Keywords: breast milk, galactogogues, mothers of preterm infants
1. Introduction
The very preterm infant (<30 weeks gestation) is faced with an array of serious morbidities, which can include sepsis (late-onset), necrotizing enterocolitis (NEC), retinopathy of prematurity, bronchopulmonary dysplasia (BPD), and intracranial white matter injury [1,2,3,4,5,6]. Human milk is the recommended nutritional support for the very preterm infant as it aids in reducing these morbidities and improves the neurodevelopmental outcomes for these infants [7,8,9,10]. The bioactive components found in breast milk are thought to promote gastrointestinal development, provide substrate for brain development and reduce the incidence of sepsis and necrotizing enterocolitis, both of which are linked in part to a negative impact on neurodevelopment [11,12,13,14]. Based on these clinical information, it is recommended that very preterm infants receive breast milk, preferably mother’s own milk, as the primary source of nutrition rather than rely on preterm formula [15]. Consequently, mothers are encouraged to initiate hand expression and pumping within hours of giving birth to provide breast milk for their infants. With very preterm infants requiring hospitalization for anywhere from 10–16 weeks, continued and sustained breast milk volumes can prove to be a challenge to even the most dedicated of mothers. Many mothers of very preterm infants, for a variety of reasons such as illness, stress and other factors related to preterm birth, are unable to exclusively feed their children [16,17,18,19,20,21].

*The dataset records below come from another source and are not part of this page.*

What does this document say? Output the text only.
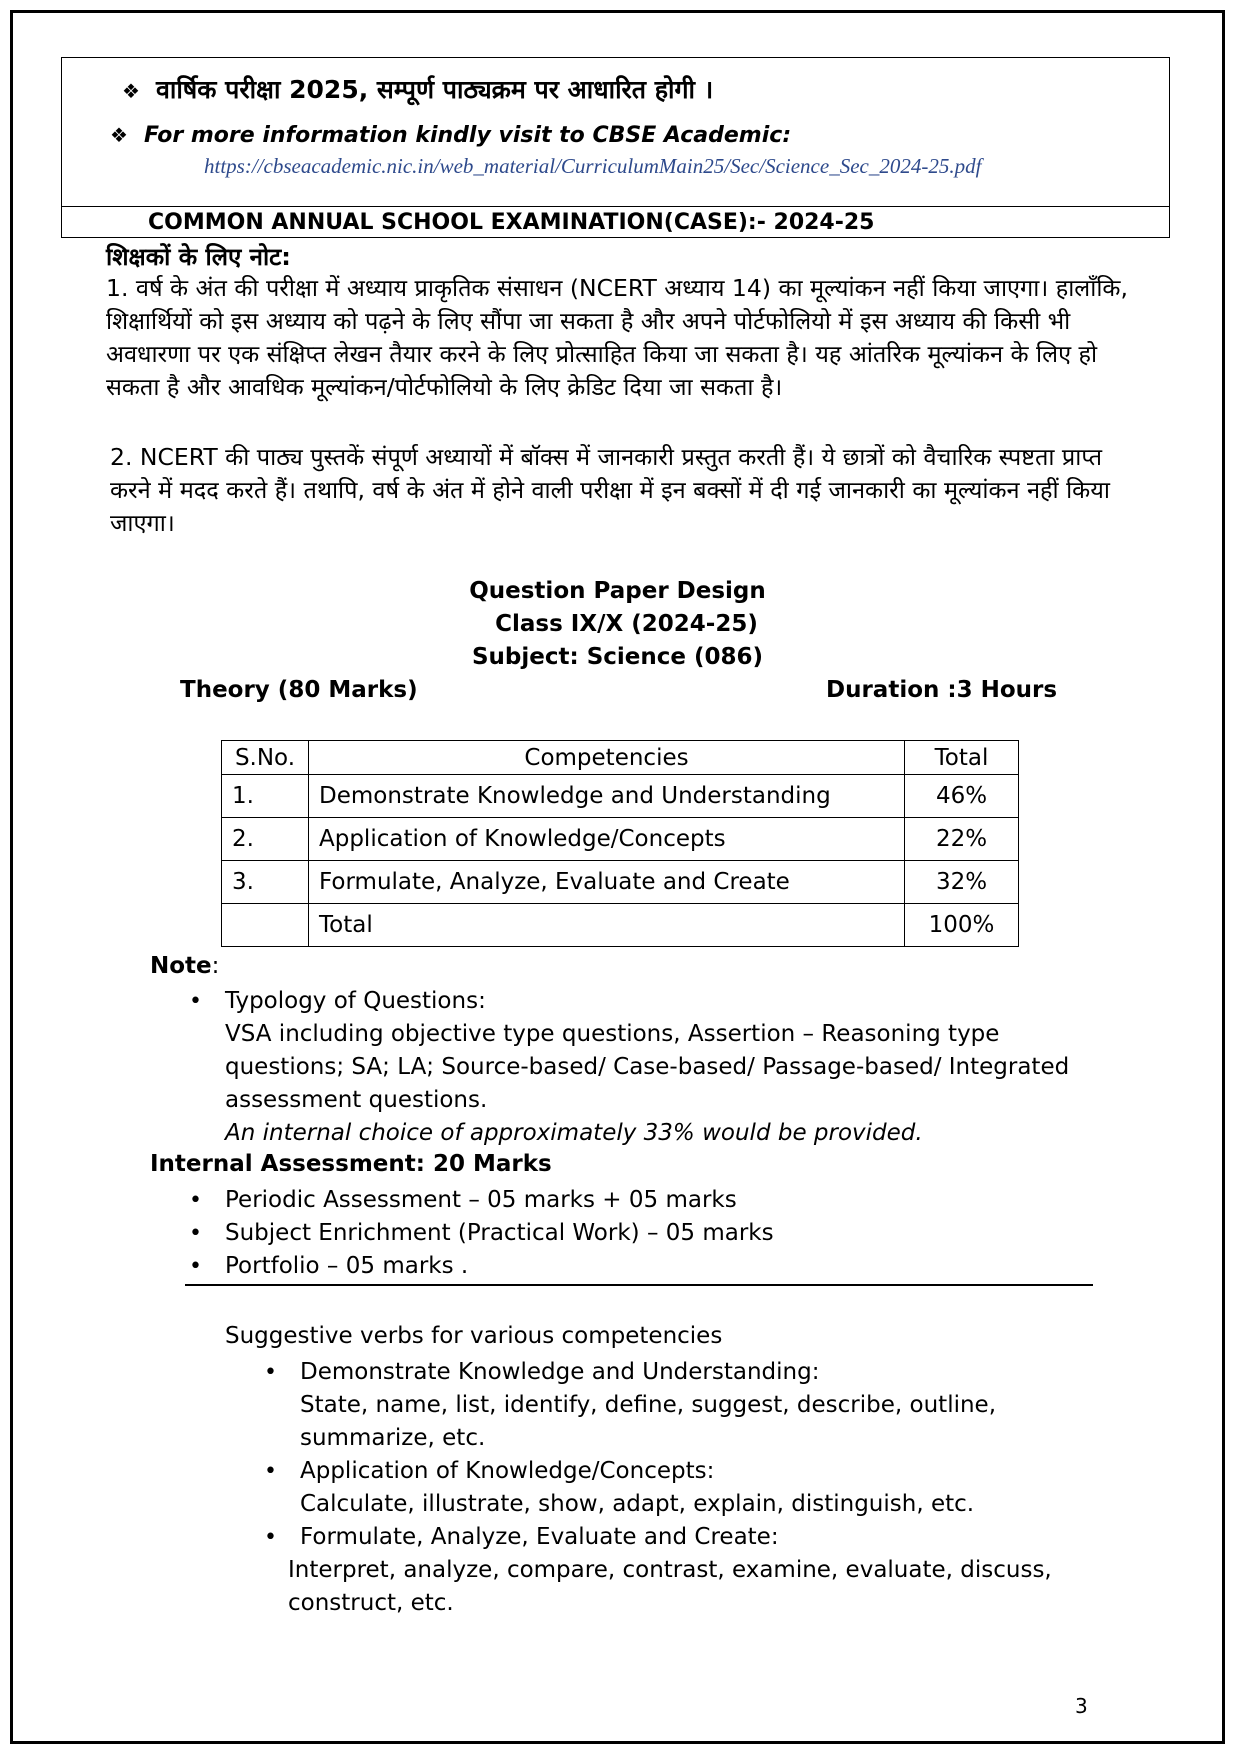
❖ वार्षिक परीक्षा 2025, सम्पूर्ण पाठ्यक्रम पर आधारित होगी ।
❖ For more information kindly visit to CBSE Academic:
https://cbseacademic.nic.in/web_material/CurriculumMain25/Sec/Science_Sec_2024-25.pdf
COMMON ANNUAL SCHOOL EXAMINATION(CASE):- 2024-25
शिक्षकों के लिए नोट:
1. वर्ष के अंत की परीक्षा में अध्याय प्राकृतिक संसाधन (NCERT अध्याय 14) का मूल्यांकन नहीं किया जाएगा। हालाँकि, शिक्षार्थियों को इस अध्याय को पढ़ने के लिए सौंपा जा सकता है और अपने पोर्टफोलियो में इस अध्याय की किसी भी अवधारणा पर एक संक्षिप्त लेखन तैयार करने के लिए प्रोत्साहित किया जा सकता है। यह आंतरिक मूल्यांकन के लिए हो सकता है और आवधिक मूल्यांकन/पोर्टफोलियो के लिए क्रेडिट दिया जा सकता है।
2. NCERT की पाठ्य पुस्तकें संपूर्ण अध्यायों में बॉक्स में जानकारी प्रस्तुत करती हैं। ये छात्रों को वैचारिक स्पष्टता प्राप्त करने में मदद करते हैं। तथापि, वर्ष के अंत में होने वाली परीक्षा में इन बक्सों में दी गई जानकारी का मूल्यांकन नहीं किया जाएगा।
Question Paper Design
Class IX/X (2024-25)
Subject: Science (086)
Theory (80 Marks)	Duration :3 Hours
S.No.	Competencies	Total
1.	Demonstrate Knowledge and Understanding	46%
2.	Application of Knowledge/Concepts	22%
3.	Formulate, Analyze, Evaluate and Create	32%
	Total	100%
Note:
• Typology of Questions:
VSA including objective type questions, Assertion – Reasoning type questions; SA; LA; Source-based/ Case-based/ Passage-based/ Integrated assessment questions.
An internal choice of approximately 33% would be provided.
Internal Assessment: 20 Marks
• Periodic Assessment – 05 marks + 05 marks
• Subject Enrichment (Practical Work) – 05 marks
• Portfolio – 05 marks .
Suggestive verbs for various competencies
• Demonstrate Knowledge and Understanding:
State, name, list, identify, define, suggest, describe, outline, summarize, etc.
• Application of Knowledge/Concepts:
Calculate, illustrate, show, adapt, explain, distinguish, etc.
• Formulate, Analyze, Evaluate and Create:
Interpret, analyze, compare, contrast, examine, evaluate, discuss, construct, etc.
3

2. Breast Milk Production in Mothers of Preterm Infants
Lactogenesis (milk synthesis) is noted to start around mid-pregnancy and has been referred to as having 2 stages (lactogenesis I and II) which are under the influence of hormones, namely estrogen, insulin, cortisol, progesterone, prolactin, and human placental lactogen [22,23,24,25]. Lactogenesis I represents the secretory differentiation phase where the mammary epithelial cells differentiate into secretory mammary epithelial cells with the capacity to synthesize milk constituents such as lactose, total proteins and immunoglobulins. After parturition, the secretory phase of lactogenesis or lactogenesis II is triggered by the rapid decline of serum maternal progesterone that occurs with the expulsion of the placenta; in addition, this leads to a drop in estrogen levels while prolactin levels remain high along with insulin and cortisol [24,25]. Colostrum is produced during the first 4 days postpartum, followed by transitional milk secretion for the next 10 days followed by mature milk production [26]. Milk volume rapidly increases after the first 24 h postpartum and stabilizes after 1 month postpartum to an average volume of 750–800 mL/24 h for the term infant [27,28]. Milk production is increased by efficient and timely removal of milk, with adequate milk removal by day 3 postpartum being critical to the establishment of ongoing successful lactation [29]. Milk production is regulated by endocrine hormones (prolactin and oxytocin) as well as adequate and regular milk removal. Prolactin is required to maintain milk yield while oxytocin is released in response to suckling and induces the contraction of myoepithelial cells surrounding mammary alveoli triggering milk ejection, “milk let-down” [25]. Once milk secretion is established, hormone levels are maintained at low levels and ongoing production is regulated by consistent and regular milk removal (autocrine control); in the term infant, the volume of milk produced is determined by how the breast is emptied at feedings which, in turn, is determined by the infant’s appetite [29,30,31,32].
Preterm birth may alter the normal sequence of lactogenesis. A delay in secretory activation can be associated with a negative impact on successful lactation [33,34]. Mothers of preterm infants can have problems at this stage as a result of their preterm delivery, antenatal corticosteroids, stress, maternal illness and operative delivery [19,20,21]. Mothers of very preterm infants must establish their milk supply through mechanical expression as the normal mechanism of infant suckling is limited in the very preterm infant [29,35].
Studies have emphasized the importance of establishing an adequate milk production in the early postpartum period for mothers of preterm infants. In a study involving 95 mothers from four tertiary care centers in the Midwest United States, the milk volume expressed on day 4 postpartum was found to be predictive of an inadequate milk supply at 6 weeks postpartum. Mothers producing less than 140 mL/day on day 4 were found to be 9.5 times more at risk of low or inadequate milk production by 6 weeks postpartum [36].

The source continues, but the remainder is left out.